Un hombre cruza con silencioso paso la cabina de lujo de un barco que se va... Es alto, fino, altivo, viste ropas de caballero, sus cabellos son rubios y lacios, y hay en sus ojos claros una intensa mirada de nostalgia... Su mano, de largos dedos, busca entre sus bolsillos hasta encontrar unas hojas... papeles descoloridos, estrujados, casi borrados por el agua... papeles en los que, sin embargo, aún pueden verse los sellos del Gobernador y la firma del Papa. Con gesto lento y suave, ha hecho brotar la llama de un fósforo, acercándola a las hojas estrujadas. Un momento, su mano las sostiene en el aire, las mira arder, y las deja caer sobre las inquietas aguas...

El barco cruza frente a las ruinas de Saint-Pierre... Ha dejado atrás el promontorio de rocas sobre el que se alzara el faro, y proa a alta mar apresura la marcha. De pie junto a la baranda de cubierta, mira Renato aquella tierra que se aleja. Su cabeza se alza, sus ojos miran a la alta cumbre del volcán, sereno, sombrío, muerto o dormido, acaso como un símbolo o como una amenaza. Piensa en Mónica y en Juan... Un instante se nublan sus ojos claros; pero, con recia voluntad, vuelve la espalda y se dirige hacia el salón iluminado, dejando atrás la tierra que lentamente parece borrarse...
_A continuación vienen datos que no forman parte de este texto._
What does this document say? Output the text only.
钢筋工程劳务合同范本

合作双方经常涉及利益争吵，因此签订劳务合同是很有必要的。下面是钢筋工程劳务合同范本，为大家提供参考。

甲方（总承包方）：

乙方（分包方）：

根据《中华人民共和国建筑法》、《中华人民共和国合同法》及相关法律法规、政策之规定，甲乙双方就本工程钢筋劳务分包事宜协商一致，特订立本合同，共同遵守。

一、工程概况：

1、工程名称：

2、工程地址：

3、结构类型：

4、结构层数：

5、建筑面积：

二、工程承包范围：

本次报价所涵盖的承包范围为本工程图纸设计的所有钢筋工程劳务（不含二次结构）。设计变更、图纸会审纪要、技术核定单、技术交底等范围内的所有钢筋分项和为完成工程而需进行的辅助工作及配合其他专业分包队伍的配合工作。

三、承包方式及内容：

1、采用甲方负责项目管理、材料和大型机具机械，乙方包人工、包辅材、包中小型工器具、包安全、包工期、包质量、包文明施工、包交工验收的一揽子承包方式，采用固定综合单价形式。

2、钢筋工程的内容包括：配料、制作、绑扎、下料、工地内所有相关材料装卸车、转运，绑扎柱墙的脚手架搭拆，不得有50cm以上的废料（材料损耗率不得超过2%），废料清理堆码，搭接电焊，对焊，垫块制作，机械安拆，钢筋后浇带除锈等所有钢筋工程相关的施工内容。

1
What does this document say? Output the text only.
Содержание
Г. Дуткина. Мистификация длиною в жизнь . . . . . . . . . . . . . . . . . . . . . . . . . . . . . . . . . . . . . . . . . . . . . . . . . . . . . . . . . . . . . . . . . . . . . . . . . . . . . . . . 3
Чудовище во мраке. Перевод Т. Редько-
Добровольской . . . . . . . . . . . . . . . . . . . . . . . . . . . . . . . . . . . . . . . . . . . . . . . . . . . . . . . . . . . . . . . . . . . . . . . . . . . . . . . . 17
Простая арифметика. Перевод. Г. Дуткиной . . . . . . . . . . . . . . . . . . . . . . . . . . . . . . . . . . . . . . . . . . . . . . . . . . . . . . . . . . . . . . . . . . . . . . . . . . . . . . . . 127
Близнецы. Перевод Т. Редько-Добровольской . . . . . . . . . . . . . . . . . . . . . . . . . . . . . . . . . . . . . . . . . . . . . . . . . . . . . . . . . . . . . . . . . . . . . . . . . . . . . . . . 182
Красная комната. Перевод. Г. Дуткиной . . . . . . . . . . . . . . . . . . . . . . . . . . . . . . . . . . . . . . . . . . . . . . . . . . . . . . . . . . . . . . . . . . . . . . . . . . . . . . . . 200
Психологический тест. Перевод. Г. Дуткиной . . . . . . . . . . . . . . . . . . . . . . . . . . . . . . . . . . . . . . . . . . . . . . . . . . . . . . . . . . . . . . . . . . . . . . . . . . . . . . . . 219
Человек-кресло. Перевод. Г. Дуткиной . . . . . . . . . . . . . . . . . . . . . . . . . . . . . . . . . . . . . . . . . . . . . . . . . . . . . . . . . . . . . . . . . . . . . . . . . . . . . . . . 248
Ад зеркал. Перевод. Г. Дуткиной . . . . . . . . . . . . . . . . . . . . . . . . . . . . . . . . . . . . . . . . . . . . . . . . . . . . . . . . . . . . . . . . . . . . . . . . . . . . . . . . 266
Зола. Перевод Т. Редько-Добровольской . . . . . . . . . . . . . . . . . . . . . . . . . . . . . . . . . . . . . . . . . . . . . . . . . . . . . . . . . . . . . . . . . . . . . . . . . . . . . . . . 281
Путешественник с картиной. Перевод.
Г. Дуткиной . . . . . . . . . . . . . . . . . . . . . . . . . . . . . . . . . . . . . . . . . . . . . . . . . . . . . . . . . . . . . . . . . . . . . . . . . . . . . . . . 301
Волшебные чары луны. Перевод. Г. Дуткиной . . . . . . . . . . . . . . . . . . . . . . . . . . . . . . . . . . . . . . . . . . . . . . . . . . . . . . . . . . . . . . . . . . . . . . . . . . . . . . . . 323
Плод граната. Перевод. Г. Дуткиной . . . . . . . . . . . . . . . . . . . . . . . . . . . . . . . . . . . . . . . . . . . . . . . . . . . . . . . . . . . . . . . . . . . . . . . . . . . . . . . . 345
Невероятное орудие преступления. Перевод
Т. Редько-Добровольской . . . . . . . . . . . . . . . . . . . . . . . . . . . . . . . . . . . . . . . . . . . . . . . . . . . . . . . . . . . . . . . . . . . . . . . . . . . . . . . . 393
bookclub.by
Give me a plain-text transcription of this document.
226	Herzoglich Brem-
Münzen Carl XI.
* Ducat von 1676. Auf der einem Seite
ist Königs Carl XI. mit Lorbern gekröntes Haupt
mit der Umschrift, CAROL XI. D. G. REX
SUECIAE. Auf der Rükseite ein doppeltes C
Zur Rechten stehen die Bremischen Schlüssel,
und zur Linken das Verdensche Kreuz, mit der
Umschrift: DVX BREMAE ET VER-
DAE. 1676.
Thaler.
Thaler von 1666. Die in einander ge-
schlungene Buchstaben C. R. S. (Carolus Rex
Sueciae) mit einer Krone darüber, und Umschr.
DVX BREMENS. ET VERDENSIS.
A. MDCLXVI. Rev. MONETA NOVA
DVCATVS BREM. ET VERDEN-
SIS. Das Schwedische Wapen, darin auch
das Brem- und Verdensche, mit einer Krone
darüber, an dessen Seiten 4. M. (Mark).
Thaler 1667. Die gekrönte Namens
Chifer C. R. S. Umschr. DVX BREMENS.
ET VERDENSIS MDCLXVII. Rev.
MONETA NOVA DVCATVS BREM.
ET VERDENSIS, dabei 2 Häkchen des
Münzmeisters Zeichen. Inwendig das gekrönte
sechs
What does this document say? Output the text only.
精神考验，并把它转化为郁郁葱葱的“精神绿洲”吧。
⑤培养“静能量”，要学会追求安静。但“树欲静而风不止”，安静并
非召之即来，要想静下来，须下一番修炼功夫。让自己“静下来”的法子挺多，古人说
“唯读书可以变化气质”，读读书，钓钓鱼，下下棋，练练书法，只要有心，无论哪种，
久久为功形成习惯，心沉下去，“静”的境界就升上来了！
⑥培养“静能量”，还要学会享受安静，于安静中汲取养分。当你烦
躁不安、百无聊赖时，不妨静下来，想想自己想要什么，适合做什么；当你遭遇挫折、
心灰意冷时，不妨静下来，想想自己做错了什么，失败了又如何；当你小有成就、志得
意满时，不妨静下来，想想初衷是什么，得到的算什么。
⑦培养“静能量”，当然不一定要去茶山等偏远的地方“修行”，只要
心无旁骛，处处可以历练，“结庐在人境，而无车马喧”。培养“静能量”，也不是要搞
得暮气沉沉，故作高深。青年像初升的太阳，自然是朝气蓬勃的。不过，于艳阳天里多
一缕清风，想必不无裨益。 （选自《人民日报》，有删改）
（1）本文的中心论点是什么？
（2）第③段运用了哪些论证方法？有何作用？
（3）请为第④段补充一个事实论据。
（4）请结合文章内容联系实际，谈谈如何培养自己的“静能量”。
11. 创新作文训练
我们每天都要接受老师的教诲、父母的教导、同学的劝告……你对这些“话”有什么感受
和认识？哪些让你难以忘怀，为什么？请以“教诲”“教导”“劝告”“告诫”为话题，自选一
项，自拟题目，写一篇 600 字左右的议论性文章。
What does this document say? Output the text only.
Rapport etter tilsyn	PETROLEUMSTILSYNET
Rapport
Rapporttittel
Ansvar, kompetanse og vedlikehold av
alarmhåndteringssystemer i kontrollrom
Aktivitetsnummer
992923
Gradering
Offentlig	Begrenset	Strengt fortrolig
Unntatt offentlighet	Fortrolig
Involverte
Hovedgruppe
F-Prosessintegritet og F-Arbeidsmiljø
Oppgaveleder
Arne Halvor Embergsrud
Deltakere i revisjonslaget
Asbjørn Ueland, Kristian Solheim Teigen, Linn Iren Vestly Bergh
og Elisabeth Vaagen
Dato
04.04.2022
Martinica... tierra florida y convulsa, surgida al impulso de un borbotón de fuego... Volcán de amores y de odios, de pasiones sin freno, de abnegaciones y crueldades... Tierra única, donde habrían de chocar un día aquellos cuatro corazones apasionados: Mónica, Aimée, Renato, Juan... Martinica... isla brotada donde el brillante mar Caribe parece más inquieto, broche de oro en el collar de esmeraldas de las Antillas... Exuberante y áspera, generosa y salvaje, presa de aventureros, refugio de piratas, hija predilecta del sol más ardiente del planeta, cuna del gran volcán que es como el corazón ardiente y contenido latiendo en sus entrañas... Tierra feroz y misteriosa, abrupta y enigmática... Isla bravía; con nombre de mujer: ¡Martinica!